- Theatrical release poster
- Catalan: Menu degustació
- Directed by: Roger Gual
- Written by: Roger Gual Javier Calvo
- Story by: Silvia González Laá
- Produced by: David Matamoros; Tristan Orpenlynch; Aoife O'Sullivan;
- Starring: Jan Cornet; Claudia Bassols; Vicenta Ndongo; Andrew Tarbet; Togo Igawa; Fionnula Flanagan; Stephen Rea; Marta Torné; Santi Millán; Nancys Rubias;
- Cinematography: Emili Guirao
- Edited by: Alberto de Toro
- Music by: Stephen McKeon
- Production companies: Zentropa Spain Subotica
- Distributed by: Alfa Pictures (es)
- Release dates: April 2013 (Málaga); 14 June 2013 (Spain);
- Running time: 84 minutes
- Countries: Spain Ireland
- Languages: Catalan; Spanish; English; Japanese;

= Tasting Menu (film) =

Tasting Menu (Menú degustació) is a 2013 Spanish-Irish comedy film directed by Roger Gual. It stars Jan Cornet and Claudia Bassols. Vicenta Ndongo, Andrew Tarbet, Togo Igawa, Fionnula Flanagan, and Stephen Rea appear in supporting roles. It is set in a restaurant of the Costa Brava. It features dialogue in Catalan, Spanish, English, and Japanese.

==Release==
The film premiered at the Málaga Film Festival in April 2013. Distributed by Alfa Pictures, it was released in Spain on June 14, 2013. In April 2013, it was announced that Magnolia Pictures acquired U.S. distribution rights to the film. The film was released in U.S. theaters on April 18, 2014.

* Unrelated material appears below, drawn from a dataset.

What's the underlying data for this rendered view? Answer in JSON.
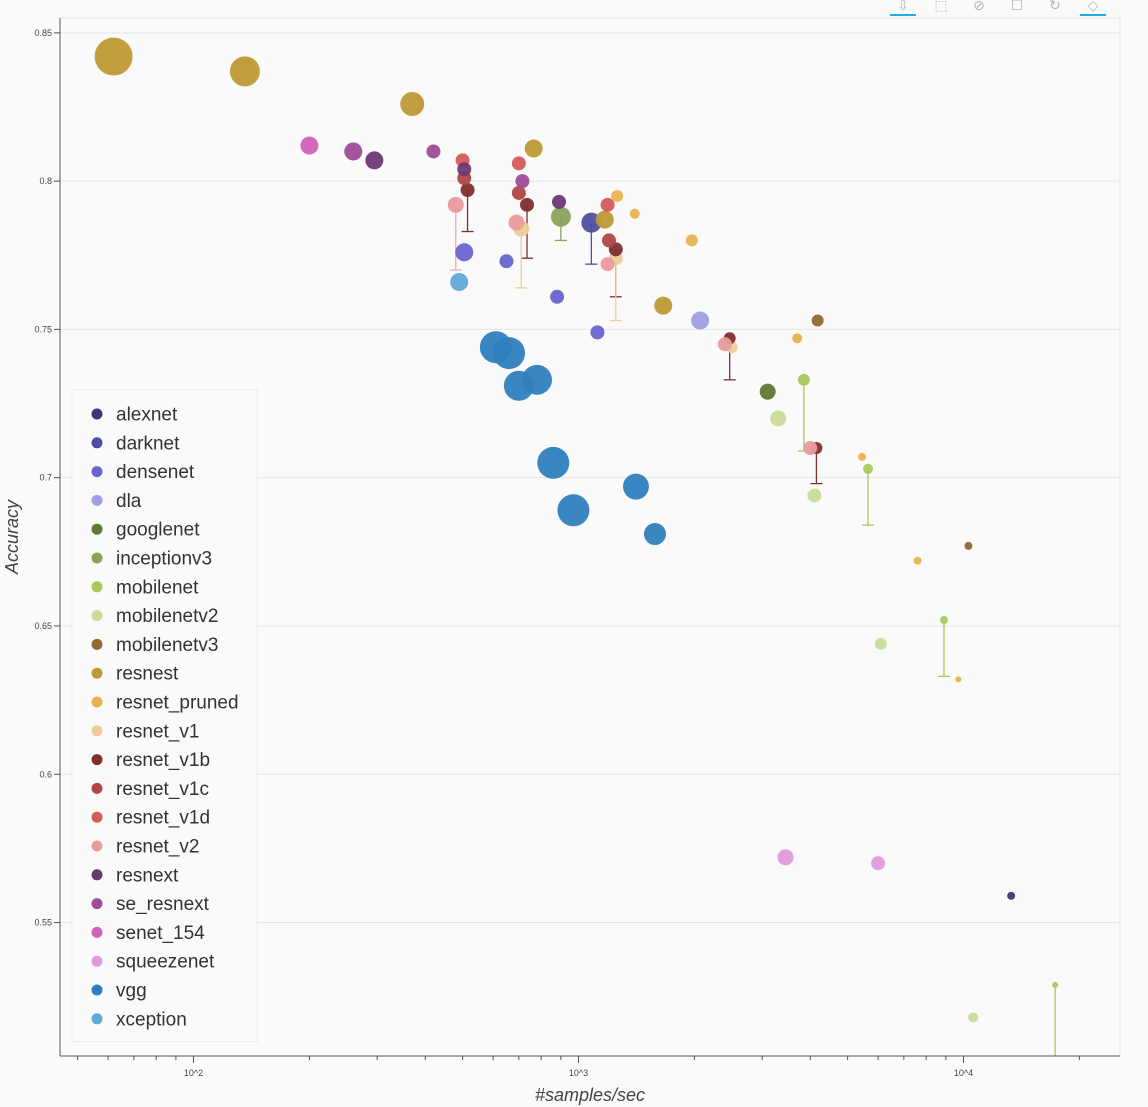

This film, translated by Andrey Efremov, was shown in Moscow, Russia, as part of the 35th Moscow International Film Festival in June 2013.

==Reception==
The film has a 17% rating on Rotten Tomatoes based on 18 reviews.

Susan Wloszczyna of RogerEbert.com awarded the film two stars and wrote, "Yet nothing truly creates any emotional waves, and little seems at stake, no matter what potential disaster might seem to be in the offing."

Justin Chang of Variety gave the film a negative review and wrote, "This relentlessly mediocre ensemble dramedy features several of the least compelling dinner guests in recent memory."

Clayton Dillard of Slant Magazine awarded the film half a star out of four and wrote, "There’s a sinister, even insidious quality to a film that insists upon using incessant food montages not as a source of passion, but fodder for class-based self-congratulation."

Mike D'Angelo of The A.V. Club graded the film a D+ and wrote, "Among other demerits, this is the rare foodie movie that doesn’t seem to care much about food."

Jonathan Holland of The Hollywood Reporter also gave the film a negative review and wrote, "Deliberately insubstantial, sometimes savory, sometimes tasteless and ultimately dissatisfying, Tasting Menu is the filmic equivalent of its title."